İhanet

246 26 2
                                    

Kaybetmeyi göze alıyorsan içinde bir parça iyilik kalmış demektir.
*****
Kaybetme korkusu uyuşturucu misali kana karıştığı an insanoğlu ne yapacağını bilemez hale gelirdi. Yaşar Albay soğuk betonda hareketsiz yatan kızını kollarının arasına aldı.

"Kızım." Sesi gökyüzünü parçalamak ister gibi yüksek volde çıkmıştı. Aysima Hanım şoka girmiş gibiydi. Kocasının kollarının arasındaki kızına korkuyla bakıyordu.

"Sen her zaman kendini düşünürdün zaten. O kadar bencil birisin ki öz oğluna bile babası olduğunu söylemek varken onu aptal yerine koydun." Genç kadın bunca zaman bildiği sırrı gün yüzüne çıkarırken babası ve arkasında duran ağabeyi şaşkındırlar.

"Sen bunu nereden biliyorsun?" Yaşlı adam, kızının acıyla harmanlanmış gökyüzü misali gözlerinin içine şaşkınlıkla baktı.

"Eksik soru tamamı şöyle olacaktı sen bunu ne zamandan beri nasıl öğrendin?" Ferda, babasının gözlerinin içine meydan okurcasına baktı.

"Ne diyorsun kızım?" Babasının gözlerindeki endişeyi fark eden Ferda içten içe şaşırıyordu.

"Beni bir mal gibi satmadan önce öğrendim. Kimden öğrendim biliyor musun, senden öğrendim. Haydar amcama, ağabeyimden bahsediyordun. Zaten ağabeyim gibi sevdiğim adamın, ağabeyim olduğunu öğrenince o kadar sevindim ki kelimelerim kifayetsiz kalırdı." Ferda arkasında duran adamdan habersiz gerçeği dile getirirken, Nihat duyduklarına inanmakta zorluk çekiyordu.

"Nihat'ın, senin öz oğlun olduğunu, annesini öldürdüğünü, kimse anlamasın diye intihar süsü verdiğini her şeyi biliyorum Kenan Güner."

Ölmek mi, acı verir yoksa yaşamak mı, birine haddinden fazla güvenmek mi, yoksa sırtına saplanan hançer mi nefesini keserdi? Nihat ne diyeceğini bilemez hâle gelmişti. Duyduklarından sonra kulakları çınlamaya başladı.

"Bu doğru olamaz." Ferda duyduğu sesle hızla arkasını döndü, Kenan Bey, oğlunun tükenmiş halini görünce nefessiz kaldığını hissetti.
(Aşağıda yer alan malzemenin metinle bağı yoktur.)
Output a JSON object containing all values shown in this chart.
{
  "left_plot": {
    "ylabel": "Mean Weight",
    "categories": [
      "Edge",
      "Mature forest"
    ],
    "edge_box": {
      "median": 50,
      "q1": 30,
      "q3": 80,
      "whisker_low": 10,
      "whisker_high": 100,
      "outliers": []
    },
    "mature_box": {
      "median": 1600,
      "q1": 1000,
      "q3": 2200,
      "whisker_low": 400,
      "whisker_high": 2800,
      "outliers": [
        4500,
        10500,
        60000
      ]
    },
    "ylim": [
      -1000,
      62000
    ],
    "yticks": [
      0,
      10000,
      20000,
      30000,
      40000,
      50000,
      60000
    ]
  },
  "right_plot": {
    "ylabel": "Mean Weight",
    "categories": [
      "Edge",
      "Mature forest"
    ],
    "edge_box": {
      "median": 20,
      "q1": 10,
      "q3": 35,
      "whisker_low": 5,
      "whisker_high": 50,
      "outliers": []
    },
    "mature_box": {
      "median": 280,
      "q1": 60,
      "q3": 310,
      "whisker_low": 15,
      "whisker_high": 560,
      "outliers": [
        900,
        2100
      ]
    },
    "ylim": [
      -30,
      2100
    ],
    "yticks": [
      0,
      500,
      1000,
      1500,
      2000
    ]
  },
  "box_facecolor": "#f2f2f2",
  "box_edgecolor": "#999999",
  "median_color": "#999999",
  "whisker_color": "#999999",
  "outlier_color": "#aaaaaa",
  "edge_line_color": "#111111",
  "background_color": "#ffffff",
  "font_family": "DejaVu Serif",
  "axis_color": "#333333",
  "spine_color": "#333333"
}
Kızından sonra, oğlu da sırtını dönerse nefes alamazdı.

Ameliyat hız kesmeden devam ederken Gökhan Yüzbaşı yaşamak için mücadale ediyordu.
Hüseyin Bey dipsiz bir kuyunun içinde nefesinin gittikçe tükendiğini hissediyordu. Bir taraftan otuz senedir aynı yastığa başını koyduğu karısı, diğer taraftan oğlu yaşamak için savaşıyordu.
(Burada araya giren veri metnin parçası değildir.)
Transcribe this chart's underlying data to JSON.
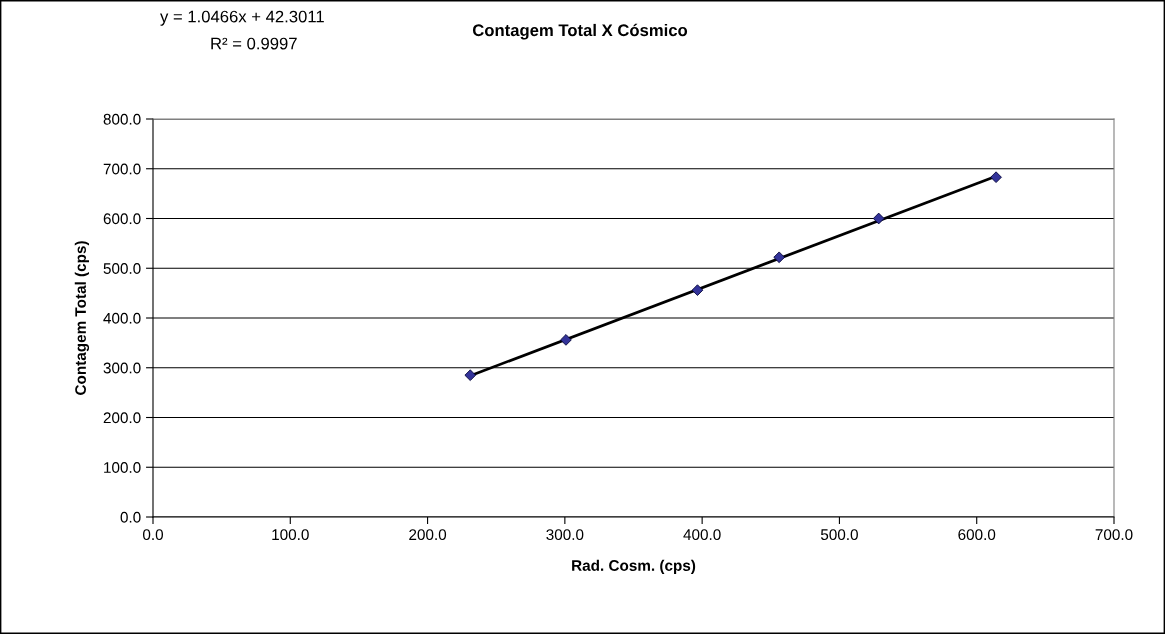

Nur Hanım göğsüne saplanan ağrı ile derin nefes alıp vermeye başladı. Komodinin üzerinden telefonunu alıp kızını aradı. Sesini duymadan rahatlamayacaktı.
Fulya duyduğu haberden sonra dünya ile bağlantısı kopartmış gibiydi.

"Fulya, annen arıyor." Ceylan'ın sesini duyunca başını yukarıya kaldırdı. Arkadaşının gözlerinin içine baktı. Titreyen eli ile telefonunu aldı.

"Anne." Sesi öyle bir tonda çıkmıştı ki telefonunun diğer ucundaki annesi kötü bir şey olduğunu anlamıştı.

"Kızım sesin neden kötü geliyor?" Fulya ameliyathanenin kapalı kapısına baktı. Dur durak bilmeyen gözyaşları yuvalarını hızla terk etmeye başlamıştı.

"Anne, Gökhan ağabeyim ameliyathanede. Anne, Hasan ağabeyim gibi beni bırakıp gitmez değil mi, anne bir şey yap Gökhan ağabeyim de gitmesin." Genç kızın sesi çaresizlikle harmanlanmıştı. Nur Hanım duyduklarından sonra bilmediği oğlu için gözyaşı akıtmaya başladı. Elindeki telefon yere düştü. Oğlu için dua etmeye başladı.

"Siz ne dediğinizin farkında mısınız?" Yaşlı adam, kadının kehribar gözlerinin içine öfkeyle bakıyordu. Karşısındaki kadın yıllar önce doğumda öldüğünü zannettiğiniz oğlunuz yaşıyor diyordu.